In his court papers, Mr Nkalai alleges that Ms Kopeli had been rejected by the PSC on the grounds that she was not qualified for the post. He argues that despite being rejected by the PSC, Dr Oliphant went ahead and appointed her. Therefore, her appointment is illegal and he cannot take orders from her, Mr Nkalai argues.
“I wish to take this court into my confidence and disclose that the position of the procurement manager is not vacant,” Mr Nkalai states in his court papers.
“The substantive holder of the position is Rorisang Malefane who has gone to the Ministry of Communications on secondment.
“After the Commission (PSC) declined the first respondent (Oliphant)’s proposal to appoint the fourth respondent (Kopeli) as the acting procurement manager, the first respondent proceeded and purportedly appointed the fourth respondent as the acting procurement manager and this made her my immediate supervisor.
“I must confess that the working relationship with the fourth respondent is not cordial as she is incompetent to be in the said position. At times, I would be directed by the fourth respondent to sign and implement certain decisions contrary to the Procurement Regulations.

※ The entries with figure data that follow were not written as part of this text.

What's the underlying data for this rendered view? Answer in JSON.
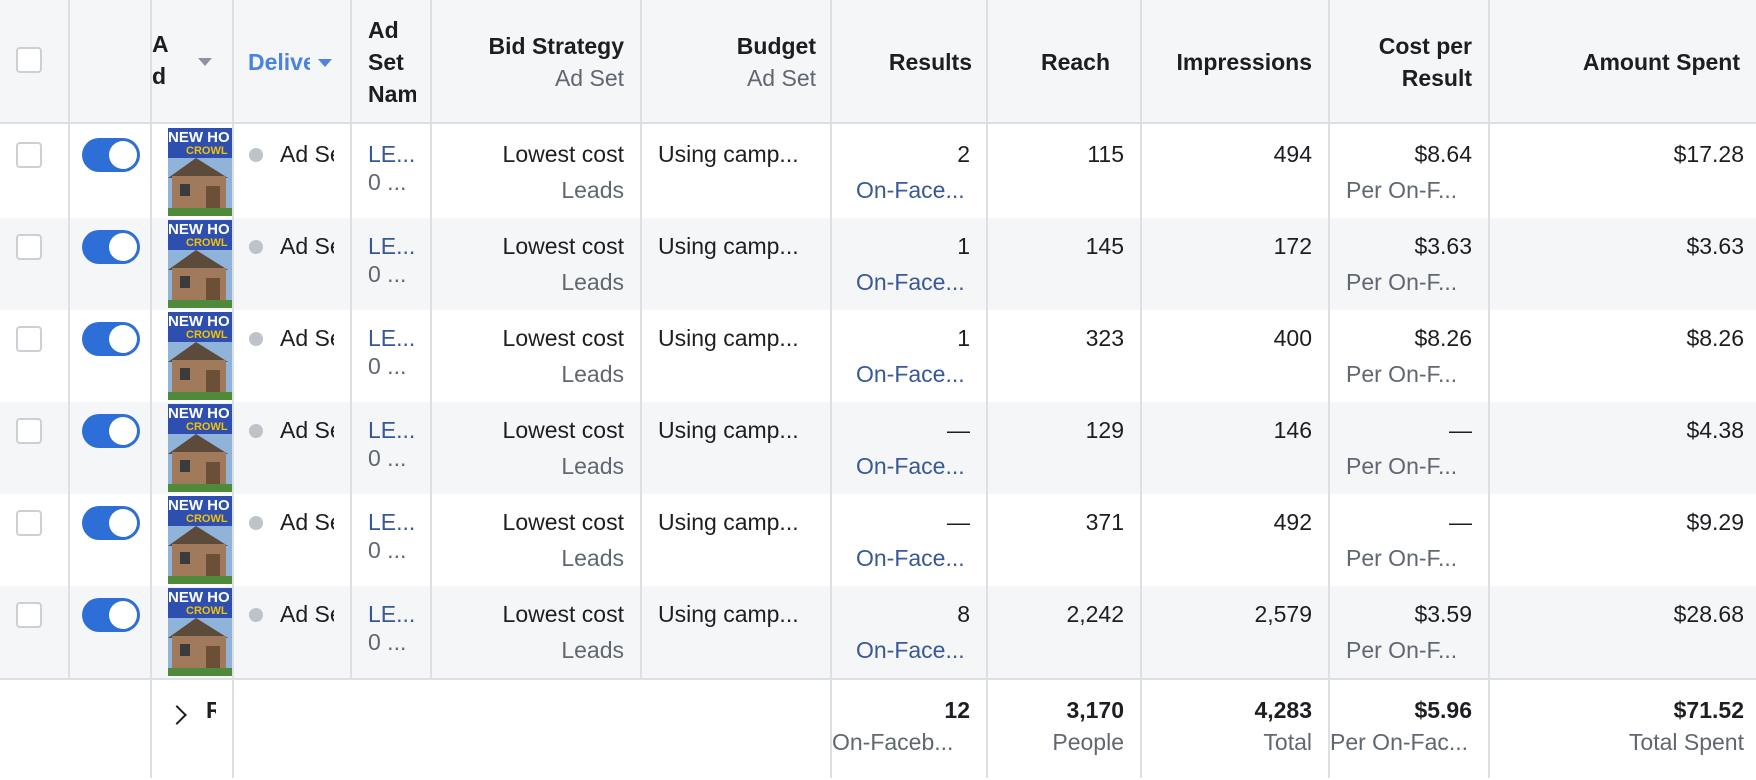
{
  "header": {
    "ad_name": "Ad Name",
    "delivery": "Delivery",
    "ad_set_name": "Ad Set Name",
    "bid_strategy": "Bid Strategy",
    "bid_strategy_sub": "Ad Set",
    "budget": "Budget",
    "budget_sub": "Ad Set",
    "results": "Results",
    "reach": "Reach",
    "impressions": "Impressions",
    "cost_per_result": "Cost per Result",
    "amount_spent": "Amount Spent"
  },
  "colors": {
    "accent": "#2d6fd6",
    "link": "#385898",
    "header_bg": "#f5f6f7",
    "muted_text": "#606770"
  },
  "rows": [
    {
      "delivery": "Ad Set Inactive",
      "ad_set_name": "LE...",
      "ad_set_sub": "0 ...",
      "bid": "Lowest cost",
      "bid_sub": "Leads",
      "budget": "Using camp...",
      "results": "2",
      "results_sub": "On-Face...",
      "reach": "115",
      "impressions": "494",
      "cpr": "$8.64",
      "cpr_sub": "Per On-F...",
      "spent": "$17.28"
    },
    {
      "delivery": "Ad Set Inactive",
      "ad_set_name": "LE...",
      "ad_set_sub": "0 ...",
      "bid": "Lowest cost",
      "bid_sub": "Leads",
      "budget": "Using camp...",
      "results": "1",
      "results_sub": "On-Face...",
      "reach": "145",
      "impressions": "172",
      "cpr": "$3.63",
      "cpr_sub": "Per On-F...",
      "spent": "$3.63"
    },
    {
      "delivery": "Ad Set Inactive",
      "ad_set_name": "LE...",
      "ad_set_sub": "0 ...",
      "bid": "Lowest cost",
      "bid_sub": "Leads",
      "budget": "Using camp...",
      "results": "1",
      "results_sub": "On-Face...",
      "reach": "323",
      "impressions": "400",
      "cpr": "$8.26",
      "cpr_sub": "Per On-F...",
      "spent": "$8.26"
    },
    {
      "delivery": "Ad Set Inactive",
      "ad_set_name": "LE...",
      "ad_set_sub": "0 ...",
      "bid": "Lowest cost",
      "bid_sub": "Leads",
      "budget": "Using camp...",
      "results": "—",
      "results_sub": "On-Face...",
      "reach": "129",
      "impressions": "146",
      "cpr": "—",
      "cpr_sub": "Per On-F...",
      "spent": "$4.38"
    },
    {
      "delivery": "Ad Set Inactive",
      "ad_set_name": "LE...",
      "ad_set_sub": "0 ...",
      "bid": "Lowest cost",
      "bid_sub": "Leads",
      "budget": "Using camp...",
      "results": "—",
      "results_sub": "On-Face...",
      "reach": "371",
      "impressions": "492",
      "cpr": "—",
      "cpr_sub": "Per On-F...",
      "spent": "$9.29"
    },
    {
      "delivery": "Ad Set Inactive",
      "ad_set_name": "LE...",
      "ad_set_sub": "0 ...",
      "bid": "Lowest cost",
      "bid_sub": "Leads",
      "budget": "Using camp...",
      "results": "8",
      "results_sub": "On-Face...",
      "reach": "2,242",
      "impressions": "2,579",
      "cpr": "$3.59",
      "cpr_sub": "Per On-F...",
      "spent": "$28.68"
    }
  ],
  "thumbnail": {
    "line1": "NEW HO",
    "line2": "CROWL"
  },
  "footer": {
    "expand_label": "Results",
    "results": "12",
    "results_sub": "On-Faceb...",
    "reach": "3,170",
    "reach_sub": "People",
    "impressions": "4,283",
    "impressions_sub": "Total",
    "cpr": "$5.96",
    "cpr_sub": "Per On-Fac...",
    "spent": "$71.52",
    "spent_sub": "Total Spent"
  }
}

“The Procurement Unit is a specialised unit that deals with the tendering processes in the ministry which involves millions of tax payers’ money and it is a criminal offence to execute unlawful instructions especially when I am aware that the fourth respondent has not been appointed in terms of the law by the third respondent (PSC). I had several meetings with the first respondent (Oliphant) and the fourth respondent (Kopeli) concerning her appointment and the instructions given to me by the fourth respondent.
“I requested the first respondent to furnish me with the fourth respondent’s appointment letter so that I could allay my fears as I cannot afford to be criminally charged for executing unlawful instructions. The first respondent told me in no uncertain terms that I will execute the fourth respondent’s instructions as he had appointed her as the acting procurement manager. He went further and indicated that the ministry belongs to their political party, the DC. Unfortunately, I do not know the full names of the DC party as I am not a politician,” Mr Nkalai adds.
The Democratic Congress is usually referred to by the DC acronym.
Mr Nkalai said he had written to Dr Oliphant requesting a copy of Ms Kopeli’s letter of appointment.
He said Dr Oliphant subsequently called him to a meeting on 19 August 2021 where the latter asked whether he did not want to take orders from Ms Kopeli. He said he replied that Ms Kopeli had been unprocedurally appointed and therefore her instructions were illegal.
The following day, Dr Oliphant slapped him with a letter asking him to “show cause” why he should not be suspended for refusing to take orders from Ms Kopeli.
Mr Nkalai then approached the High Court to stop his looming suspension.
He wants the court to order Dr Oliphant’s “show cause” letter to be “reviewed, corrected and set aside”.
He also wants Dr Oliphant’s decision to appoint Ms Kopeli as the acting procurement manager “to be declared as null and void”.